An Empirical Investigation of Neural ODEs and Symbolic Regression for Dynamical Systems
This work addresses the problem of modeling complex dynamical systems for scientific discovery, but it is incremental as it builds on existing methods with synthetic data.
The study investigated using Neural ODEs and Symbolic Regression to model and discover governing equations for damped oscillatory systems from noisy synthetic data, finding that Neural ODEs extrapolate effectively under certain conditions and Symbolic Regression recovers equations with some limitations.

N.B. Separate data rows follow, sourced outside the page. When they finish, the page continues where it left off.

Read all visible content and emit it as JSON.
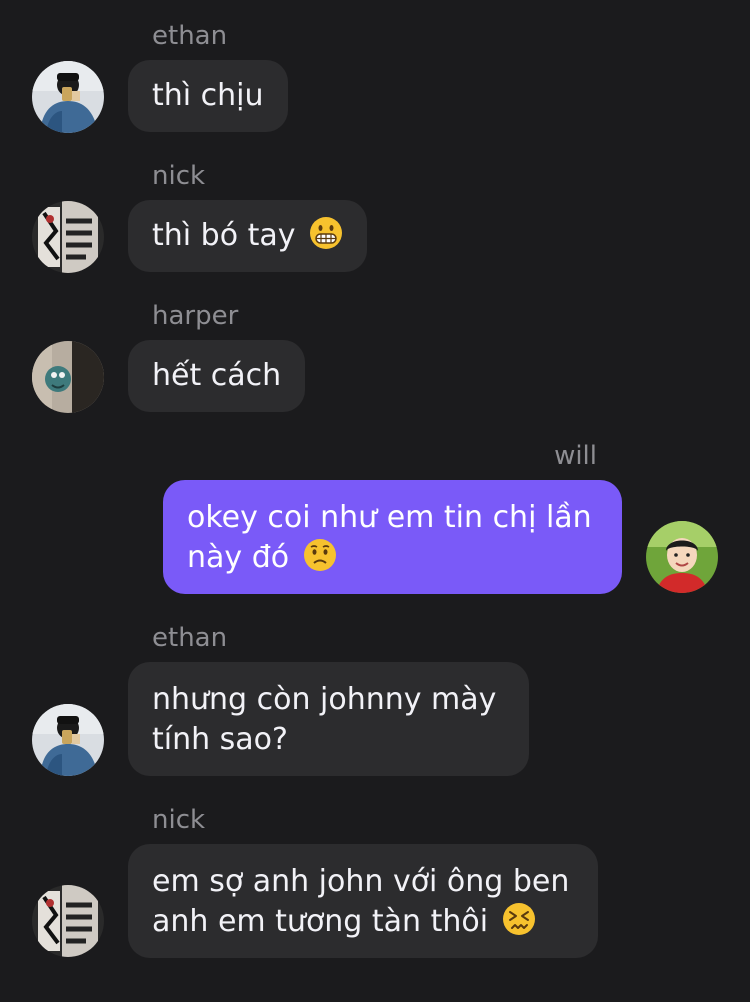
{
  "messages": [
    {
      "sender": "ethan",
      "text": "thì chịu",
      "emoji": ""
    },
    {
      "sender": "nick",
      "text": "thì bó tay",
      "emoji": "grimacing-face"
    },
    {
      "sender": "harper",
      "text": "hết cách",
      "emoji": ""
    },
    {
      "sender": "will",
      "line1": "okey coi như em tin chị lần",
      "line2": "này đó",
      "emoji": "worried-face"
    },
    {
      "sender": "ethan",
      "line1": "nhưng còn johnny mày",
      "line2": "tính sao?",
      "emoji": ""
    },
    {
      "sender": "nick",
      "line1": "em sợ anh john với ông ben",
      "line2": "anh em tương tàn thôi",
      "emoji": "confounded-face"
    }
  ],
  "colors": {
    "background": "#1b1b1d",
    "incoming_bubble": "#2c2c2e",
    "outgoing_bubble": "#7a5af8",
    "sender_name": "#8e8e93",
    "message_text": "#f2f2f7"
  }
}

Accurately modelling the dynamics of complex systems and discovering their governing differential equations are critical tasks for accelerating scientific discovery. Using noisy, synthetic data from two damped oscillatory systems, we explore the extrapolation capabilities of Neural Ordinary Differential Equations (NODEs) and the ability of Symbolic Regression (SR) to recover the underlying equations. Our study yields three key insights. First, we demonstrate that NODEs can extrapolate effectively to new boundary conditions, provided the resulting trajectories share dynamic similarity with the training data. Second, SR successfully recovers the equations from noisy ground-truth data, though its performance is contingent on the correct selection of input variables. Finally, we find that SR recovers two out of the three governing equations, along with a good approximation for the third, when using data generated by a NODE trained on just 10% of the full simulation. While this last finding highlights an area for future work, our results suggest that using NODEs to enrich limited data and enable symbolic regression to infer physical laws represents a promising new approach for scientific discovery.